Se supo triste entonces, porque esos dos días que estuvo enferma, no le quedó otra que mirarse la cara por dentro, como quien observa una máscara. Y en esos contornos interiores de ella misma, encontró a una extraña. No porque fuera ya mayor, sus treintas habían sido una bendición. No porque no estuviera orgullosa de sus logros. Se supo triste porque en el espacio que dejaba de ser para otros, no sabía ser para ella. Se supo triste porque, enferma, no se conocía; y sin su piedra, no sabía qué hacer de sus manos. La espalda adolorida, solo sabía subir sus hombros, como si el cuerpo extrañara el peso de su vida en automático, de su vida para complacer todo lo que se espera de ella.
Lo bueno de ponerse triste
El miércoles volvió a hacer dos llamadas y a ver a un médico. Y así estuvo casi diez días. Recibió flores y llamadas de preocupación. El día que regresó a la oficina la esperaban con abrazos y un almuerzo especial. Cómo no sentirse querida y especial. Su piedra estuvo más pesada que nunca esa semana. Así la siguiente se sintió más familiar y al poco tiempo ya la cuesta arriba estaba marcada por huellas que parecían escalones de lo profundo que marcaban el monte. Y sus pies, moldes de esas huellas.

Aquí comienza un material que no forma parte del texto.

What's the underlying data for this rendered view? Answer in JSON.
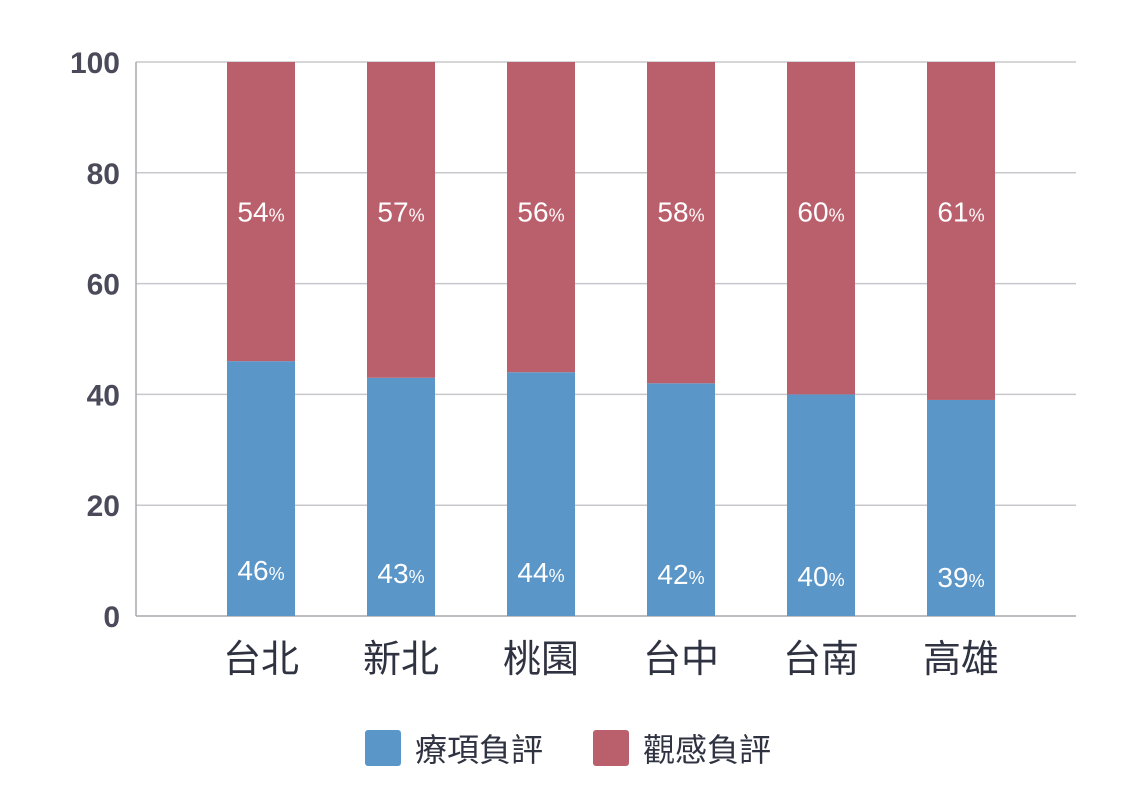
{
  "chart_data": {
    "type": "bar",
    "stacked": true,
    "categories": [
      "台北",
      "新北",
      "桃園",
      "台中",
      "台南",
      "高雄"
    ],
    "series": [
      {
        "name": "療項負評",
        "values": [
          46,
          43,
          44,
          42,
          40,
          39
        ],
        "color": "#5b96c9"
      },
      {
        "name": "觀感負評",
        "values": [
          54,
          57,
          56,
          58,
          60,
          61
        ],
        "color": "#ba5f6c"
      }
    ],
    "value_suffix": "%",
    "ylim": [
      0,
      100
    ],
    "yticks": [
      "0",
      "20",
      "40",
      "60",
      "80",
      "100"
    ],
    "grid": true,
    "legend_position": "bottom-center"
  }
}
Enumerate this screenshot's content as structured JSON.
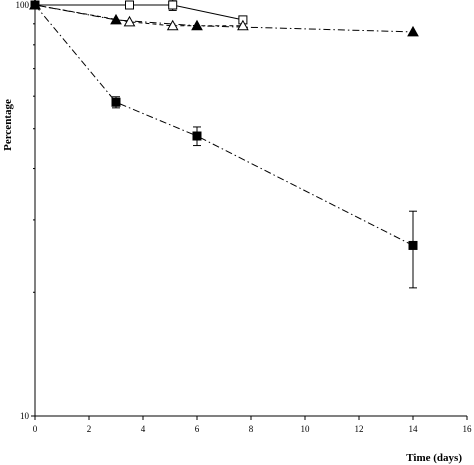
{
  "chart_data": {
    "type": "line",
    "title": "",
    "xlabel": "Time (days)",
    "ylabel": "Percentage",
    "xlim": [
      0,
      16
    ],
    "ylim": [
      10,
      100
    ],
    "y_scale": "log",
    "x_ticks": [
      0,
      2,
      4,
      6,
      8,
      10,
      12,
      14,
      16
    ],
    "y_ticks": [
      10,
      100
    ],
    "grid": false,
    "legend": "none",
    "series": [
      {
        "marker": "open-square",
        "line": "solid",
        "color": "#000000",
        "points": [
          {
            "x": 0,
            "y": 100
          },
          {
            "x": 3.5,
            "y": 100,
            "err": 0
          },
          {
            "x": 5.1,
            "y": 100,
            "err": 3
          },
          {
            "x": 7.7,
            "y": 92
          }
        ]
      },
      {
        "marker": "filled-triangle",
        "line": "dash-dot",
        "color": "#000000",
        "points": [
          {
            "x": 0,
            "y": 100
          },
          {
            "x": 3.0,
            "y": 92
          },
          {
            "x": 6.0,
            "y": 89
          },
          {
            "x": 14.0,
            "y": 86
          }
        ]
      },
      {
        "marker": "open-triangle",
        "line": "dashed",
        "color": "#000000",
        "points": [
          {
            "x": 0,
            "y": 100
          },
          {
            "x": 3.5,
            "y": 91
          },
          {
            "x": 5.1,
            "y": 89
          },
          {
            "x": 7.7,
            "y": 89
          }
        ]
      },
      {
        "marker": "filled-square",
        "line": "dash-dot",
        "color": "#000000",
        "points": [
          {
            "x": 0,
            "y": 100
          },
          {
            "x": 3.0,
            "y": 58,
            "err": 1.8
          },
          {
            "x": 6.0,
            "y": 48,
            "err": 2.5
          },
          {
            "x": 14.0,
            "y": 26,
            "err": 5.5
          }
        ]
      }
    ]
  }
}
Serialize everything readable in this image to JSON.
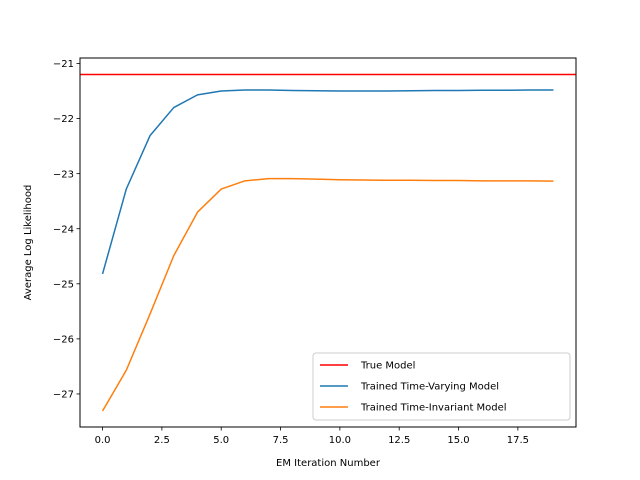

Pero ahora habían días en donde se miraba las manos y encontraba su pena. Días en donde se extrañaba y volvía a mirar el fondo de su máscara. Así, de a pocos, se fue encontrando, en los bordes de su cara, en los callos de sus manos. Así se enfermó de nuevo un par de veces. Así, con su pena de cerca, fue conociéndose de nuevo, encontrando la belleza de la falda de su montaña, encontrándole un lugar a su piedra, que días y noches seguía dedicándose a subir, pero que ahora en sus ojos existía más que una cumbre y un camino hecho de huellas repetidas.